Finest climatic temperatures – watts with that?

By Andy May

I just gave an informal zoom talk to a small group about measuring climate change through temperatures. The moderator, Dave Siegel, recorded it and posted the presentation here if you’d like to view it. It’s about 15 minutes plus a few afterwords for discussion.

The PowerPoint slides can be downloaded here, and the slides with my notes can be downloaded here.

The main points of the conversation are::

  • The IPCC and I agree that temperature is a key indicator of the changing state of the climate system.
  • The IPCC has traditionally used global mean surface temperature (GMST) to estimate global temperature change. It has an organized database, but the atmospheric temperatures are very chaotic so they may not be meaningful from a climatic point of view.
  • The new measure of warming based on the Global Surface Air Temperature (GSAT) model is extremely problematic when introduced into AR6 as planned. It is calculated using a model from GMST and increases the rate of warming by 4%. Models suggest that GSAT is warming faster than GMST, but the data available does not support this additional warming. The data we have is mainly measurements of the night air temperature of ships.
  • The mixed ocean layer is in constant contact with the surface and has 27 times the heat capacity of the entire atmosphere. It covers 71% of the earth’s surface and does not respond to short-term chaotic fluctuations in atmospheric temperature. As a result, it’s a more stable long-term record of climate change.
  • The deeper ocean below the mixed layer is a record of past temperatures.
  • A model is needed to create a good temperature record from current deep sea temperatures as well as proxies from seabed sediments.
  • The term “climate change” is redundant, the climate has always changed and always will, we should just say “climate”.

The last slide of the presentation shows what can be done. It uses data from Yair Rosenthal, 2013, Science.

The graphic on the left shows a temperature reconstruction by Yair Rosenthal and colleagues in their work in Science from 2013. On the right we see a location map and a temperature profile for Makassarstrasse from the University of Hamburg’s database.

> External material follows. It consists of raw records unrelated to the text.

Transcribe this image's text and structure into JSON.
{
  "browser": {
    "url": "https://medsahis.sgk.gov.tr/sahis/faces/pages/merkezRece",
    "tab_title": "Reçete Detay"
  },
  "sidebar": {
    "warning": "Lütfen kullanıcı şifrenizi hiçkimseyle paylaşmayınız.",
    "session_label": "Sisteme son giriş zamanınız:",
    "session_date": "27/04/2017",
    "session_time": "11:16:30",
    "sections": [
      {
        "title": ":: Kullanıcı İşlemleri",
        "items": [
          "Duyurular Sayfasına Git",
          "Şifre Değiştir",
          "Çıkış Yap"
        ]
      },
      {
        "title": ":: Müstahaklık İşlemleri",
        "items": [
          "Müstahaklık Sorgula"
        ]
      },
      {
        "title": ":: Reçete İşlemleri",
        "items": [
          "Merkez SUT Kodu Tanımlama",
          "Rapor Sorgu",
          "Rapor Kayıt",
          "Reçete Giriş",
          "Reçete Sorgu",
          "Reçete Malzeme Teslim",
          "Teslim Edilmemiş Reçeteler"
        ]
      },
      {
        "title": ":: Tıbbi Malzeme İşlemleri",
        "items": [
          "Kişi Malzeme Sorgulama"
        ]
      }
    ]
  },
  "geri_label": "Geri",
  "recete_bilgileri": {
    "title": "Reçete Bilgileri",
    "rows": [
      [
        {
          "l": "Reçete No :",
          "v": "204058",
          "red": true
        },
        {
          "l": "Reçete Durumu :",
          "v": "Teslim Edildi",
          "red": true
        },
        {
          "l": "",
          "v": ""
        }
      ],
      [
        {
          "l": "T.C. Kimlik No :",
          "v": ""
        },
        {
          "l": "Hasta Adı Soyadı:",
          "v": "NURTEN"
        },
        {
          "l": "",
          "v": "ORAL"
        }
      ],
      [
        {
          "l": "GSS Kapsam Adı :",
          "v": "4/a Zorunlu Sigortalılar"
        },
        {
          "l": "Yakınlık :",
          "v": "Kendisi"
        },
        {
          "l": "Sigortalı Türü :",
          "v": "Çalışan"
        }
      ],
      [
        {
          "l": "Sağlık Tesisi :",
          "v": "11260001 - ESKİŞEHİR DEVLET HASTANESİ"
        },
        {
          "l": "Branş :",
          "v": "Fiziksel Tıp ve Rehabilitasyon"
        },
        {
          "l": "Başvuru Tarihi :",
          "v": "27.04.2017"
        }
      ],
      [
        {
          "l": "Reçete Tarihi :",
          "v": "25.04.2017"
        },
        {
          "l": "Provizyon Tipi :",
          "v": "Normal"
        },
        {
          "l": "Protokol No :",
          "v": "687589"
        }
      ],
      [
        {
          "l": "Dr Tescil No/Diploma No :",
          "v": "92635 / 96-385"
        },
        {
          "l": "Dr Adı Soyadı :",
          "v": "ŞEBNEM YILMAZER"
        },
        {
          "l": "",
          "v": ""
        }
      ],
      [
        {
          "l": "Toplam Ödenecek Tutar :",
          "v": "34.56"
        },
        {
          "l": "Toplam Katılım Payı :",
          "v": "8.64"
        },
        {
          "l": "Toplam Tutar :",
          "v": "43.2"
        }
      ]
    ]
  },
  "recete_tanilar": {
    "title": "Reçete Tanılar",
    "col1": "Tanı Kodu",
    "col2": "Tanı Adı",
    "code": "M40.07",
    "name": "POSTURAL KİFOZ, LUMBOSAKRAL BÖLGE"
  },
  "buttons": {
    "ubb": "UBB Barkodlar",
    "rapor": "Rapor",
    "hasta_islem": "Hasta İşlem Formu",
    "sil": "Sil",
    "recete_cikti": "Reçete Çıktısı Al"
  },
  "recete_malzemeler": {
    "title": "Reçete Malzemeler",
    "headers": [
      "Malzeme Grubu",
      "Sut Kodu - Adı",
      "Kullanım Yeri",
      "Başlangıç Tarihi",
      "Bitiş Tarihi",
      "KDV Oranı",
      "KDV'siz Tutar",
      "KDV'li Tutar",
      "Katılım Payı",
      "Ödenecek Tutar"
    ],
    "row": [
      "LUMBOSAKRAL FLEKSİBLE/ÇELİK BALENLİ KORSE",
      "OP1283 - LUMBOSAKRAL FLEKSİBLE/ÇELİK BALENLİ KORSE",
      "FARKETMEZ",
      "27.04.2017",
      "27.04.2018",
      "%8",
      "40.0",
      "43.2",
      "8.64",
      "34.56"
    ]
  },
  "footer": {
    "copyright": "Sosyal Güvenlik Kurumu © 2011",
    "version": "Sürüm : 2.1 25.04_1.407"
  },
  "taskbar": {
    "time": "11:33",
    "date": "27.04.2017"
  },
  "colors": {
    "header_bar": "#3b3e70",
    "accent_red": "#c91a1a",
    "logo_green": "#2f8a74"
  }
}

The graphic on the left shows a temperature reconstruction by Yair Rosenthal and colleagues in their work in Science from 2013. They use foraminifera in the Makassar Strait between Sulawesi and Borneo in Indonesia. The water at about 500 meters above sea level in which the forams live comes from the Southern Ocean near Antarctica, the southern Indian Ocean and the North Pacific. This place is ideal for checking the water temperature of 500 meters for much of the southern hemisphere and part of the northern hemisphere.

Deeper water is more isolated from the surface and the trends reflect longer-term climate changes that are not contaminated by atmospheric variability.

On the right we see a map and a temperature profile for Makassarstrasse from the University of Hamburg’s database. The database is a high resolution monthly series (0.25 degrees latitude and longitude) using all available data from many years. This profile receives most of the data from 2004 to 2016. It shows an average temperature of around 7.7 ° C at 500 meters. Thus, this area warms up to 500 m about 0.5 ° C from the depths of the Little Ice Age. Here the low temperature was 7.2 ° C in 1810.

The Holocene climatic optimum is shown in the graphic, and in this strait the temperature was often above 10 degrees, the medieval warm period was around 8.5 ° C, much warmer than today.

In summary, the data we need to reconstruct the Holocene and older temperatures in the oceans and in ocean sediments. Sea temperature reconstructions represent much more of the earth’s surface (defined as from the sea floor to the top of the atmosphere) than any land or oceanic measurements in the atmosphere. The atmosphere is too chaotic and unstable to give us representative climate trends. Sea temperatures are more stable, more usable and easier to compare with paleo temperatures.